# Cauchy Schwarz's proof

Gold Member

## Homework Statement

I'm trying to follow the demonstration of the Cauchy-Schwarz's inequality proof given in http://mathworld.wolfram.com/SchwarzsInequality.html.
I am stuck at the last step, namely that $\langle \bar g , f \rangle \langle f , \bar g \rangle \leq \langle \bar f , f \rangle \langle \bar g , g \rangle \Rightarrow |\langle f , g \rangle |^2 \leq \langle f , f \rangle \langle g , g \rangle$.

I don't know.

## The Attempt at a Solution

$\langle \bar g , f \rangle \langle f , \bar g \rangle \leq \langle \bar f , f \rangle \langle \bar g , g \rangle \Rightarrow \langle \bar f , g \rangle \langle \bar f , g \rangle \leq \langle \bar f , f \rangle \langle \bar g , g \rangle$. I'm stuck here.
I know that $||f||=\sqrt {\langle f , f \rangle}$ but I don't even know if I can use this fact. Any tip is appreciated.

Gold Member
I've made some progress I think.
Mathworld didn't specify it explicitely but I think that f and g are real functions.
So that I reach $\langle \bar g , f \rangle \langle f , \bar g \rangle \leq \langle \bar f , f \rangle \langle \bar g , g \rangle \Rightarrow \langle \bar f , g \rangle \langle \bar f , g \rangle \leq \langle \bar f , f \rangle \langle \bar g , g \rangle \Rightarrow \langle f , g \rangle ^2 \leq \langle f , f \rangle \langle g , g \rangle$. So I "almost" reach the proof. I have a missing absolute value though. Any idea why?

Gold Member
Ok I got it wrong, f and g aren't real valued function because lambda (which is complex) is defined by some inner products involving f and g and their complex conjugate only.
If someone could tell me how to understand the last step I'd be grateful.

HallsofIvy
Homework Helper
I've made some progress I think.
Mathworld didn't specify it explicitely but I think that f and g are real functions.
So that I reach $\langle \bar g , f \rangle \langle f , \bar g \rangle \leq \langle \bar f , f \rangle \langle \bar g , g \rangle \Rightarrow \langle \bar f , g \rangle \langle \bar f , g \rangle \leq \langle \bar f , f \rangle \langle \bar g , g \rangle \Rightarrow \langle f , g \rangle ^2$
This is incorrect. $\langle f, g\rangle^2$ is a complex number. You want $\left|\langle f, g\rangle\right|^2$.
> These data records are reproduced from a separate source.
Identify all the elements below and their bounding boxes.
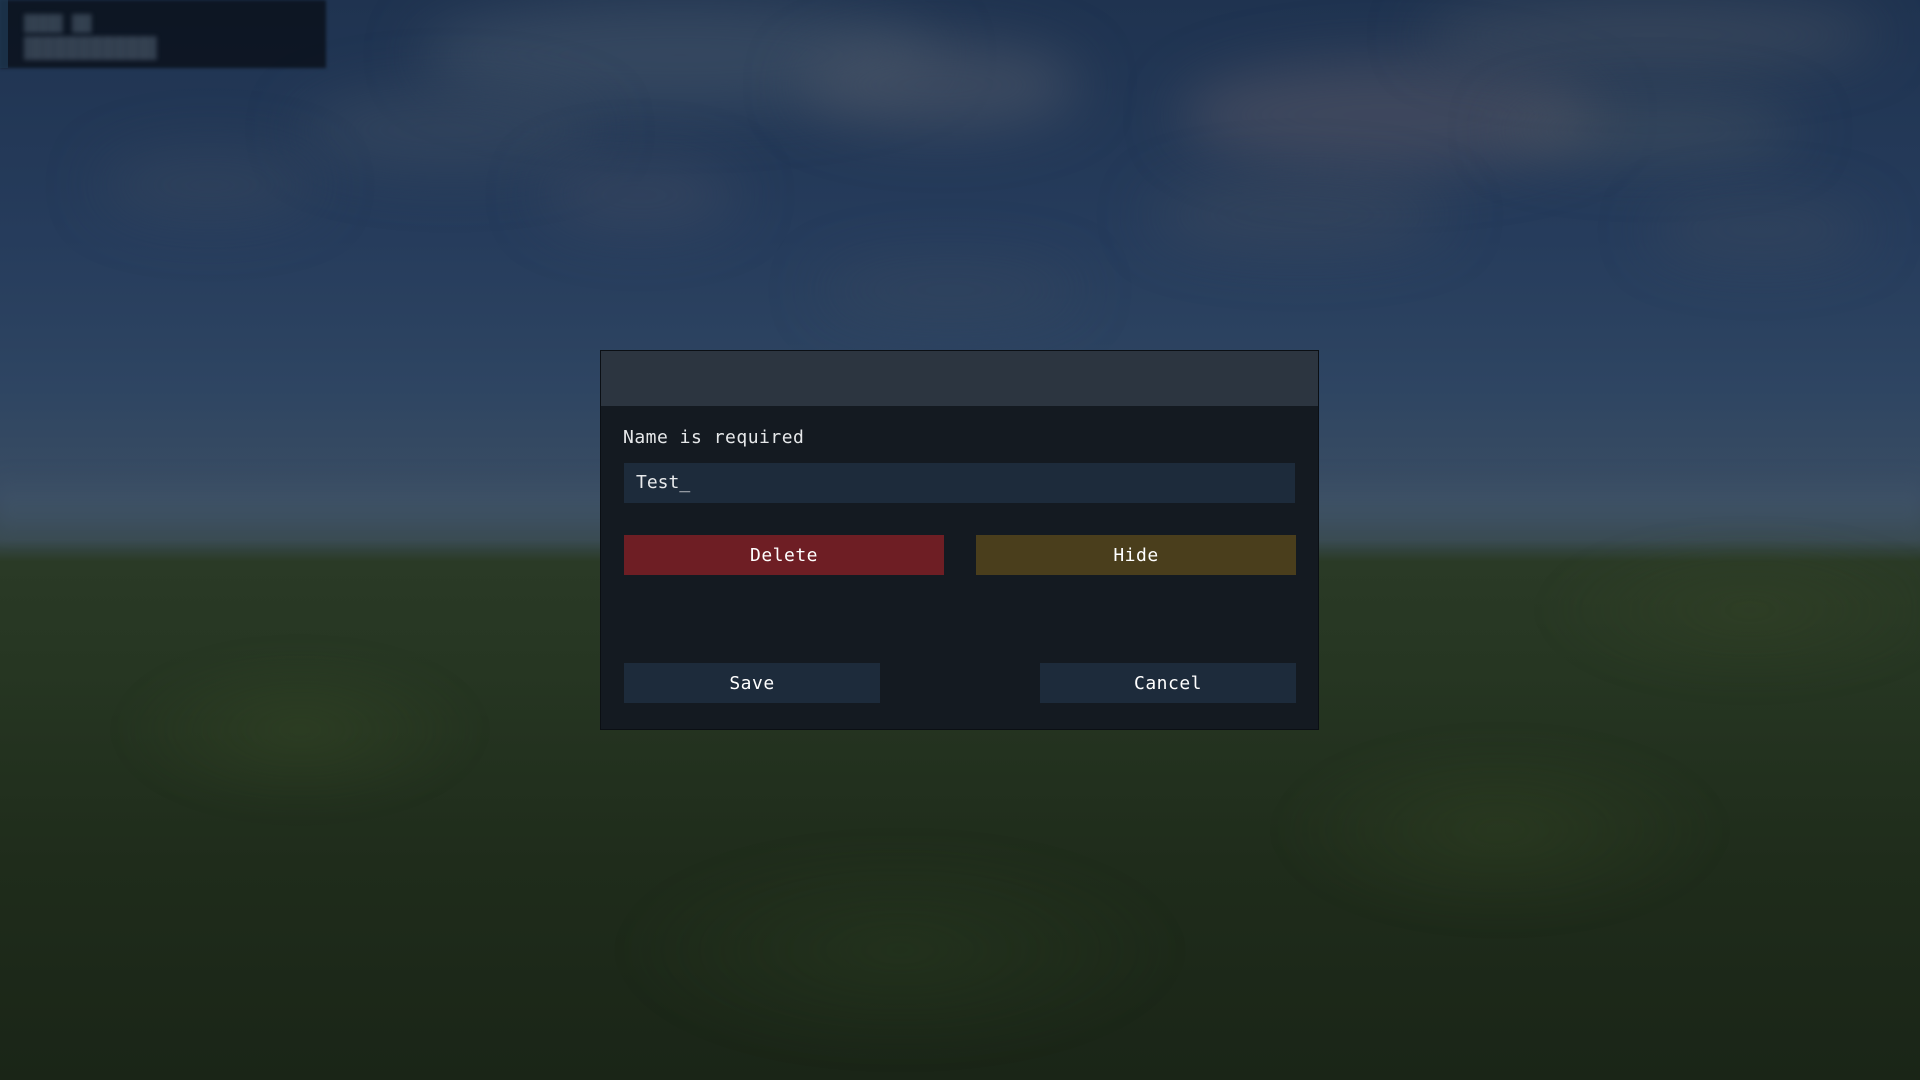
overlay-info-line-2: ███████████ [24,36,157,60]
cloud [300,90,600,170]
name-input[interactable] [624,463,1295,503]
dialog-header [601,351,1318,406]
edit-dialog: Name is required Delete Hide Save Cancel [600,350,1319,730]
cancel-button[interactable]: Cancel [1040,663,1296,703]
hide-button[interactable]: Hide [976,535,1296,575]
overlay-info-accent [0,0,8,68]
cloud [540,160,740,230]
overlay-info-line-1: ████ ██ [24,14,92,33]
cloud [820,260,1080,320]
cloud [1650,200,1870,260]
cloud [100,150,320,220]
cloud [800,40,1080,130]
delete-button[interactable]: Delete [624,535,944,575]
save-button[interactable]: Save [624,663,880,703]
cloud [1420,0,1880,70]
cloud [1150,180,1450,250]
validation-error-message: Name is required [623,427,805,448]
cloud [1500,100,1800,160]
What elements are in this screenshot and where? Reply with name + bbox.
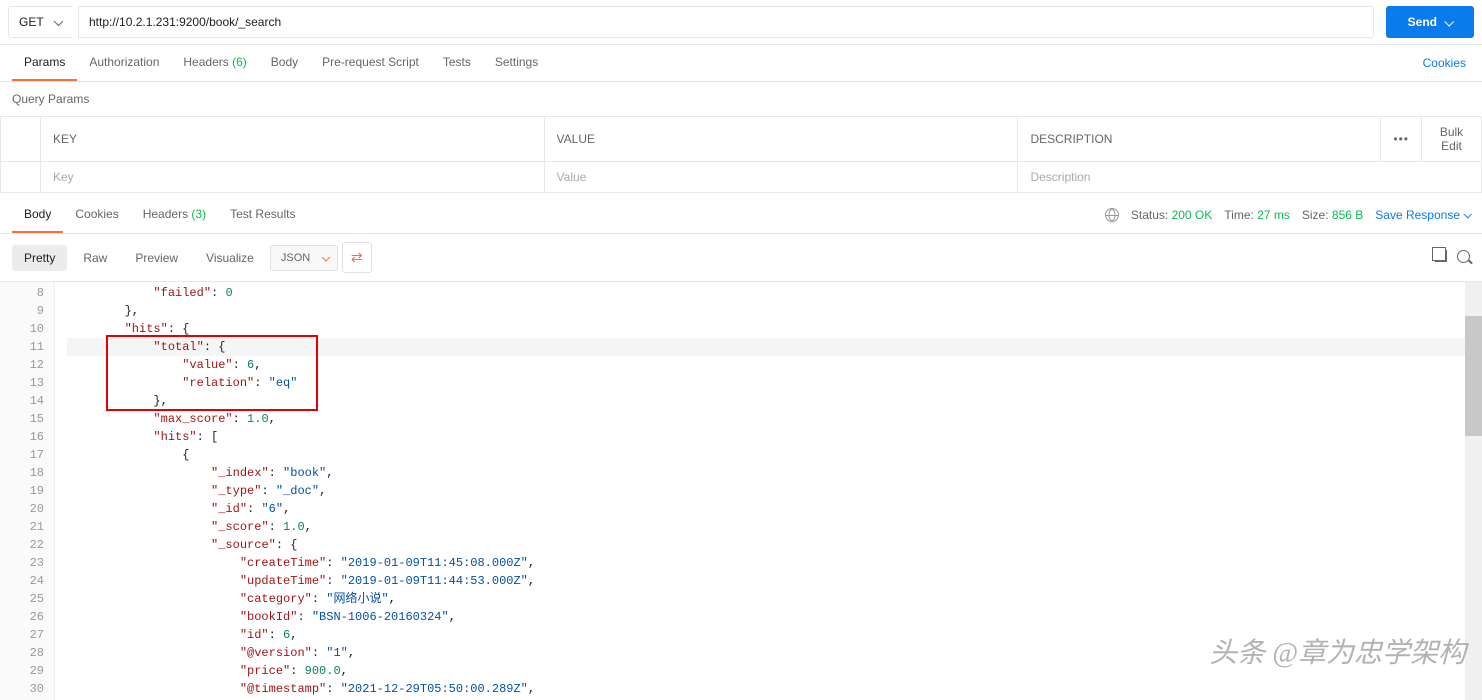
globe-icon[interactable] [1105, 208, 1119, 222]
time-value: 27 ms [1257, 208, 1290, 222]
query-params-label: Query Params [0, 82, 1482, 116]
send-button[interactable]: Send [1386, 6, 1474, 38]
param-row [1, 162, 1482, 193]
response-view-bar: Pretty Raw Preview Visualize JSON ⇄ [0, 234, 1482, 281]
search-icon[interactable] [1457, 250, 1470, 266]
col-value: VALUE [544, 117, 1018, 162]
param-key-input[interactable] [53, 170, 532, 184]
response-meta: Status: 200 OK Time: 27 ms Size: 856 B S… [1105, 208, 1470, 222]
http-method-select[interactable]: GET [8, 6, 72, 38]
tab-authorization[interactable]: Authorization [77, 45, 171, 81]
format-select[interactable]: JSON [270, 245, 338, 271]
view-pretty[interactable]: Pretty [12, 245, 67, 271]
resp-tab-headers[interactable]: Headers (3) [131, 197, 218, 233]
tab-tests[interactable]: Tests [431, 45, 483, 81]
view-raw[interactable]: Raw [71, 245, 119, 271]
size-value: 856 B [1332, 208, 1363, 222]
wrap-lines-icon[interactable]: ⇄ [342, 242, 372, 273]
bulk-edit-button[interactable]: Bulk Edit [1422, 117, 1482, 162]
col-key: KEY [41, 117, 545, 162]
resp-tab-body[interactable]: Body [12, 197, 63, 233]
request-tabs: Params Authorization Headers (6) Body Pr… [0, 45, 1482, 82]
status-value: 200 OK [1172, 208, 1213, 222]
url-input[interactable] [78, 6, 1374, 38]
scrollbar[interactable] [1465, 282, 1482, 700]
resp-tab-tests[interactable]: Test Results [218, 197, 307, 233]
col-checkbox [1, 117, 41, 162]
tab-settings[interactable]: Settings [483, 45, 550, 81]
save-response-button[interactable]: Save Response [1375, 208, 1470, 222]
param-desc-input[interactable] [1030, 170, 1469, 184]
col-description: DESCRIPTION [1018, 117, 1381, 162]
view-preview[interactable]: Preview [123, 245, 190, 271]
request-bar: GET Send [0, 0, 1482, 45]
dots-icon: ••• [1393, 132, 1409, 146]
params-table: KEY VALUE DESCRIPTION ••• Bulk Edit [0, 116, 1482, 193]
method-select-wrap: GET [8, 6, 72, 38]
line-gutter: 8910111213141516171819202122232425262728… [0, 282, 55, 700]
resp-tab-cookies[interactable]: Cookies [63, 197, 130, 233]
view-visualize[interactable]: Visualize [194, 245, 266, 271]
tab-body[interactable]: Body [259, 45, 310, 81]
cookies-link[interactable]: Cookies [1423, 56, 1470, 70]
tab-prerequest[interactable]: Pre-request Script [310, 45, 431, 81]
response-tabs: Body Cookies Headers (3) Test Results St… [0, 197, 1482, 234]
watermark: 头条 @章为忠学架构 [1209, 631, 1466, 671]
copy-icon[interactable] [1435, 250, 1447, 266]
col-more[interactable]: ••• [1381, 117, 1422, 162]
tab-params[interactable]: Params [12, 45, 77, 81]
tab-headers[interactable]: Headers (6) [171, 45, 258, 81]
scroll-thumb[interactable] [1465, 316, 1482, 436]
param-value-input[interactable] [557, 170, 1006, 184]
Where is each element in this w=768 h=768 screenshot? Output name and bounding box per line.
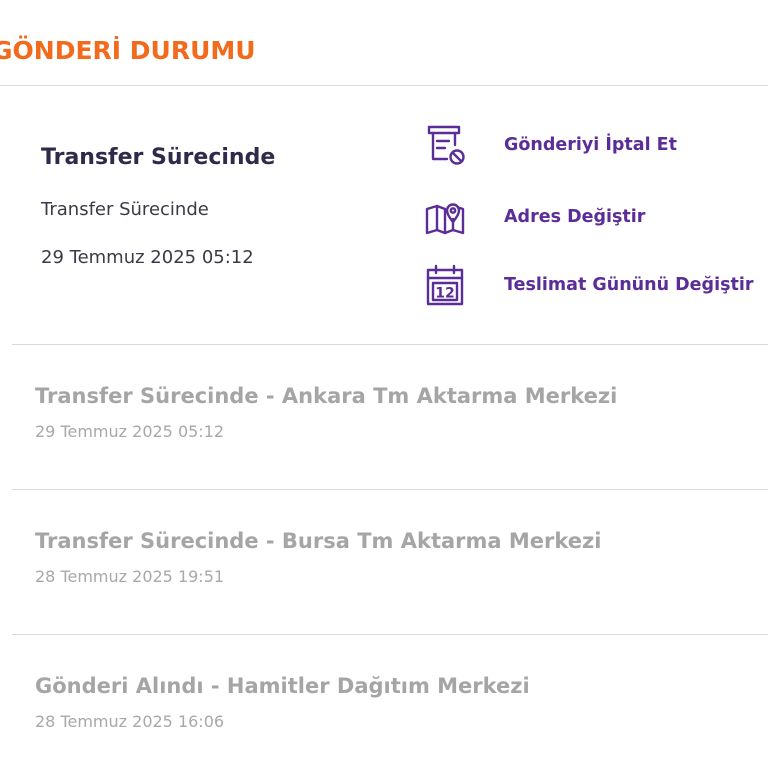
section-title: GÖNDERİ DURUMU bbox=[0, 36, 256, 65]
history-item-title: Gönderi Alındı - Hamitler Dağıtım Merkez… bbox=[35, 674, 530, 698]
history-item-title: Transfer Sürecinde - Bursa Tm Aktarma Me… bbox=[35, 529, 602, 553]
shipment-status-page: GÖNDERİ DURUMU Transfer Sürecinde Transf… bbox=[0, 0, 768, 768]
history-item-date: 28 Temmuz 2025 16:06 bbox=[35, 712, 225, 731]
change-address-label: Adres Değiştir bbox=[504, 207, 646, 227]
change-address-button[interactable]: Adres Değiştir bbox=[424, 196, 645, 238]
history-item-title: Transfer Sürecinde - Ankara Tm Aktarma M… bbox=[35, 384, 618, 408]
divider bbox=[12, 344, 768, 345]
cancel-document-icon bbox=[424, 124, 466, 166]
history-item-date: 28 Temmuz 2025 19:51 bbox=[35, 567, 225, 586]
divider bbox=[12, 634, 768, 635]
calendar-day-text: 12 bbox=[435, 286, 454, 302]
cancel-shipment-button[interactable]: Gönderiyi İptal Et bbox=[424, 124, 677, 166]
current-status-title: Transfer Sürecinde bbox=[41, 145, 276, 170]
divider bbox=[0, 85, 768, 86]
current-status-date: 29 Temmuz 2025 05:12 bbox=[41, 247, 254, 268]
cancel-shipment-label: Gönderiyi İptal Et bbox=[504, 135, 677, 155]
history-item: Transfer Sürecinde - Ankara Tm Aktarma M… bbox=[35, 384, 617, 441]
change-delivery-day-button[interactable]: 12 Teslimat Gününü Değiştir bbox=[424, 264, 753, 306]
change-delivery-day-label: Teslimat Gününü Değiştir bbox=[504, 275, 754, 295]
history-item-date: 29 Temmuz 2025 05:12 bbox=[35, 422, 225, 441]
current-status-text: Transfer Sürecinde bbox=[41, 199, 209, 220]
history-item: Gönderi Alındı - Hamitler Dağıtım Merkez… bbox=[35, 674, 530, 731]
history-item: Transfer Sürecinde - Bursa Tm Aktarma Me… bbox=[35, 529, 601, 586]
map-pin-icon bbox=[424, 196, 466, 238]
divider bbox=[12, 489, 768, 490]
calendar-icon: 12 bbox=[424, 264, 466, 306]
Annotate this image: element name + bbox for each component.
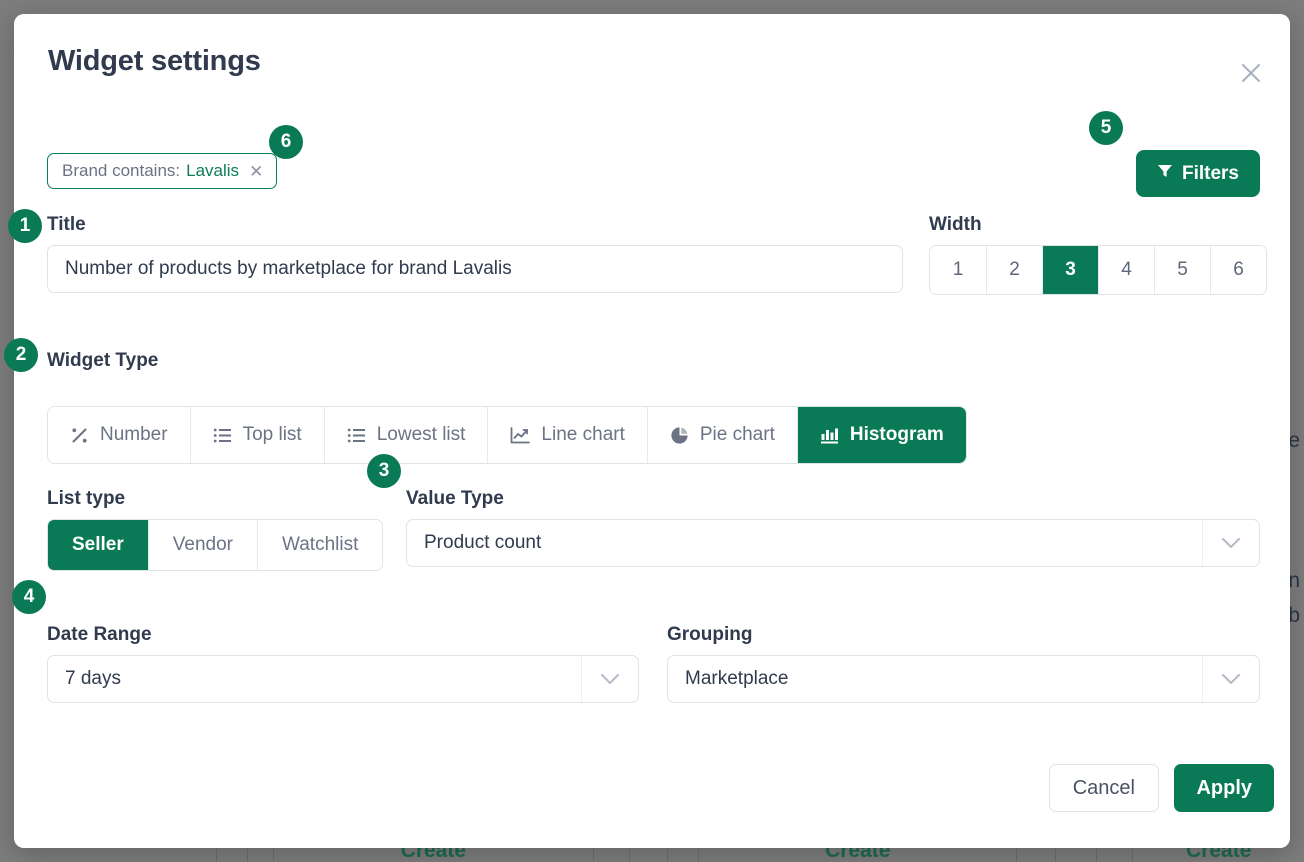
background-text-fragment-3: b	[1288, 604, 1300, 627]
list-type-selector: Seller Vendor Watchlist	[47, 519, 384, 571]
grouping-selected-value: Marketplace	[685, 668, 789, 689]
list-type-option-seller[interactable]: Seller	[48, 520, 148, 570]
list-type-option-watchlist[interactable]: Watchlist	[257, 520, 383, 570]
funnel-icon	[1157, 163, 1173, 185]
callout-badge-5: 5	[1089, 111, 1123, 145]
widget-type-option-label: Pie chart	[699, 424, 775, 445]
widget-type-selector: Number Top list Lowest list Line chart P…	[47, 406, 967, 464]
dialog-title: Widget settings	[48, 45, 261, 77]
width-option-4[interactable]: 4	[1098, 246, 1154, 294]
grouping-select[interactable]: Marketplace	[667, 655, 1260, 703]
widget-type-option-pie-chart[interactable]: Pie chart	[646, 407, 797, 463]
callout-badge-2: 2	[4, 338, 38, 372]
widget-type-option-label: Line chart	[541, 424, 625, 445]
callout-badge-3: 3	[367, 454, 401, 488]
pie-chart-icon	[670, 426, 689, 445]
active-filters: Brand contains: Lavalis ✕	[47, 153, 278, 189]
value-type-select[interactable]: Product count	[406, 519, 1260, 567]
width-option-2[interactable]: 2	[986, 246, 1042, 294]
close-icon[interactable]	[1236, 58, 1266, 88]
background-text-fragment-2: n	[1288, 569, 1300, 592]
widget-type-option-label: Histogram	[849, 424, 944, 445]
filters-button[interactable]: Filters	[1135, 150, 1260, 197]
list-icon	[347, 426, 366, 445]
histogram-icon	[820, 426, 839, 445]
value-type-selected-value: Product count	[424, 532, 542, 553]
filter-chip-remove-icon[interactable]: ✕	[249, 163, 263, 180]
apply-button[interactable]: Apply	[1174, 764, 1274, 812]
grouping-label: Grouping	[667, 624, 753, 645]
filter-chip-value: Lavalis	[186, 161, 240, 180]
widget-type-option-number[interactable]: Number	[48, 407, 190, 463]
widget-type-option-lowest-list[interactable]: Lowest list	[323, 407, 488, 463]
width-selector: 1 2 3 4 5 6	[929, 245, 1267, 295]
background-text-fragment-1: e	[1288, 429, 1300, 452]
list-type-label: List type	[47, 488, 126, 509]
width-option-6[interactable]: 6	[1210, 246, 1266, 294]
width-option-3[interactable]: 3	[1042, 246, 1098, 294]
widget-type-option-label: Lowest list	[376, 424, 466, 445]
percent-icon	[70, 426, 89, 445]
callout-badge-1: 1	[8, 209, 42, 243]
date-range-label: Date Range	[47, 624, 152, 645]
width-option-1[interactable]: 1	[930, 246, 986, 294]
chevron-down-icon	[1202, 656, 1259, 702]
widget-type-option-line-chart[interactable]: Line chart	[487, 407, 647, 463]
chevron-down-icon	[581, 656, 638, 702]
chevron-down-icon	[1202, 520, 1259, 566]
width-option-5[interactable]: 5	[1154, 246, 1210, 294]
filter-chip-label: Brand contains:	[62, 161, 181, 180]
callout-badge-6: 6	[269, 125, 303, 159]
widget-type-option-histogram[interactable]: Histogram	[796, 407, 966, 463]
cancel-button[interactable]: Cancel	[1048, 764, 1159, 812]
list-icon	[213, 426, 232, 445]
widget-type-option-top-list[interactable]: Top list	[189, 407, 324, 463]
date-range-select[interactable]: 7 days	[47, 655, 639, 703]
title-label: Title	[47, 214, 86, 235]
line-chart-icon	[510, 426, 531, 445]
callout-badge-4: 4	[12, 580, 46, 614]
widget-type-option-label: Top list	[242, 424, 302, 445]
widget-type-label: Widget Type	[47, 350, 159, 371]
value-type-label: Value Type	[406, 488, 504, 509]
width-label: Width	[929, 214, 982, 235]
widget-type-option-label: Number	[100, 424, 168, 445]
filters-button-label: Filters	[1181, 162, 1239, 184]
filter-chip-brand[interactable]: Brand contains: Lavalis ✕	[47, 153, 278, 189]
date-range-selected-value: 7 days	[65, 668, 121, 689]
title-input[interactable]	[47, 245, 903, 293]
list-type-option-vendor[interactable]: Vendor	[147, 520, 257, 570]
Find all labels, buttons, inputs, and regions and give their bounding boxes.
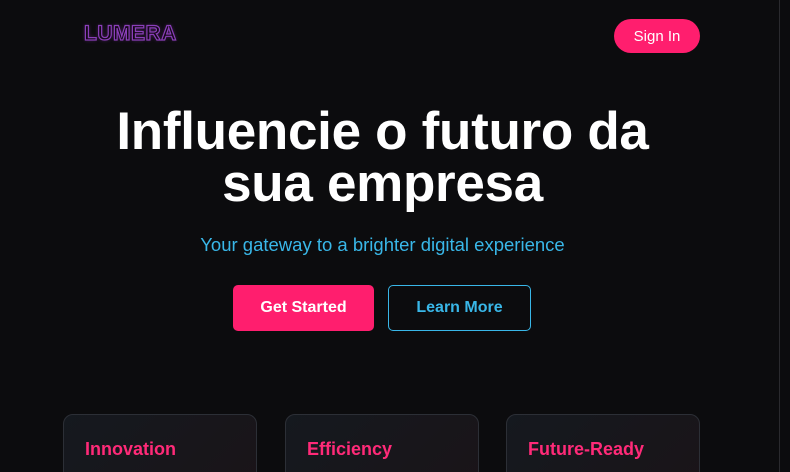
hero-subtitle: Your gateway to a brighter digital exper… bbox=[200, 234, 565, 255]
hero-title-line-1: Influencie o futuro da bbox=[116, 102, 649, 161]
feature-card-efficiency: Efficiency bbox=[285, 414, 479, 472]
feature-card-future-ready: Future-Ready bbox=[506, 414, 700, 472]
hero-title: Influencie o futuro da sua empresa bbox=[0, 105, 765, 213]
learn-more-button[interactable]: Learn More bbox=[388, 285, 531, 331]
landing-page: LUMERA Sign In Influencie o futuro da su… bbox=[0, 0, 790, 472]
get-started-button[interactable]: Get Started bbox=[233, 285, 374, 331]
feature-card-innovation: Innovation bbox=[63, 414, 257, 472]
hero-title-line-2: sua empresa bbox=[222, 154, 543, 213]
feature-card-title: Efficiency bbox=[307, 439, 393, 459]
sign-in-button[interactable]: Sign In bbox=[614, 19, 700, 53]
page-edge-divider bbox=[779, 0, 780, 472]
feature-card-title: Innovation bbox=[85, 439, 176, 459]
brand-logo[interactable]: LUMERA bbox=[83, 21, 177, 46]
feature-card-title: Future-Ready bbox=[528, 439, 645, 459]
$\leq \langle f , f \rangle \langle g , g \rangle$. So I "almost" reach the proof. I have a missing absolute value though. Any idea why?
Again, those are wrong. You want $\langle f, \bar f\rangle= |f|^2$ and $\langle g, \bar g\rangle= |g|^2$.

Gold Member
Thanks HallsofIvy!
This is incorrect. $\langle f, g\rangle^2$ is a complex number. You want $\left|\langle f, g\rangle\right|^2$.
Yeah you are right, I realized this in my previous post.

You want $\langle f, \bar f\rangle= |f|^2$ and $\langle g, \bar g\rangle= |g|^2$.
Ok... How do I prove these, for any inner product? I'm looking at the properties of Hermitian inner product given there: http://mathworld.wolfram.com/HermitianInnerProduct.html but I've no clue how to relate it with the $|.|^2$ (same as norm squared?)